Василию подумалось, что, может быть, этими же местами проезжал когда-то и владыка Николай, навещая Петербург во время своего миссионерства в Японии. Любовался ли он этой кедровой рощицей на взгорке? Была ли уже при нем выстроена эта белая церковка, что поднялась над озерной гладью и повторилась в ней?
Маша, видно, понимала, как всегда без слов, что творится в его душе, и все больше помалкивала, только брала иногда его большую сильную руку в свои горячие ладошки и поглаживала, словно успокаивая.
Новосибирск начала тридцатых годов сразу выдавал свое происхождение: город вырос стремительно из небольшого железнодорожного полустанка, ибо угораздило приютиться этому полустанку в аккурат на пересечении большой реки с не менее большой железнодорожной магистралью.
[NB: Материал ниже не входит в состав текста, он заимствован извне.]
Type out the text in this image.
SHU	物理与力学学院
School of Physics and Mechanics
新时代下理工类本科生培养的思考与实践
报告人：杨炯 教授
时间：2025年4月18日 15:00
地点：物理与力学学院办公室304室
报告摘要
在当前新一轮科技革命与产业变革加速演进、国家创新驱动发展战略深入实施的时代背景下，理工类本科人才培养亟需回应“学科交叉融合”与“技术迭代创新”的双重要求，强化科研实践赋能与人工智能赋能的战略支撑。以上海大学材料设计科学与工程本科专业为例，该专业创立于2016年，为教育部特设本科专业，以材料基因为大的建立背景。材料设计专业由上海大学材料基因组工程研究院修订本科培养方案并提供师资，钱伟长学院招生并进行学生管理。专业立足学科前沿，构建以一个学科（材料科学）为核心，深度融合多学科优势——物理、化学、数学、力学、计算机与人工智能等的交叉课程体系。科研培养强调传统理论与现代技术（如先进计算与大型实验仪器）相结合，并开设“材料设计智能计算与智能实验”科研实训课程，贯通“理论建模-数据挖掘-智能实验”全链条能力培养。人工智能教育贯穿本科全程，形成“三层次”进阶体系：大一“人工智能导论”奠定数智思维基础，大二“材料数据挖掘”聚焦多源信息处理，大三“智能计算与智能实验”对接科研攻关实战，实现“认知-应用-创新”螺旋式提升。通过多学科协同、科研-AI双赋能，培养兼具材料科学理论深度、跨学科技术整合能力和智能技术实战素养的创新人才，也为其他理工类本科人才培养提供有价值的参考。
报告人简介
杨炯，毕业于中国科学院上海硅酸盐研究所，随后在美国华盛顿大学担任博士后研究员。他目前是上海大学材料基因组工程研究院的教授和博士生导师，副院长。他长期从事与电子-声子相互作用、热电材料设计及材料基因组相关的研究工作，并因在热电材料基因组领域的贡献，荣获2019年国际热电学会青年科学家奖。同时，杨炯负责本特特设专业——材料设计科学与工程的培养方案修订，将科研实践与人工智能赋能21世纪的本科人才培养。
Еще два года назад назывался он Новониколаевском, а при своем основании и вообще Новой Деревней.
Деревня – не деревня, а пристанционный поселок здесь еще очень чувствовался, и самыми значительными строениями оставались склады на набережной да солидные купеческие лабазы и дома: верх деревянный, низ каменный. Впрочем, радели сибирские купцы и о душе: строили церкви и, сложившись, даже разорились на здание для театра, в котором не гнушались гастролировать и труппы из крупных городов.
Это потом будут в Новосибирске и большие промышленные предприятия, и Сибирское отделение Академии наук, и другие вузы, а в те времена, когда приехали в этот город Ощепковы, главным было для Новосибирска вот это его перевалочно-транспортное да еще военно-стратегическое назначение.
Не успели устроиться, сразу началась служба: все та же переводческая работа в разведотделе. Только востребован был не один японский язык, а и китайский, и английский. Что-то еще скребло на душе, когда появлялась на столе рисовая бумага с вертикальными рядами иероглифов, но Ощепков заставлял себя помнить о том, что эта дорога теперь для него накрепко перекрыта пограничным шлагбаумом, и навсегда остались позади острые крыши пагод, реликтовые криптомерии и картавая японская речь. Он и не тосковал об этом, просто не любил оставлять за собою незавершенные дела и неиспользованные возможности.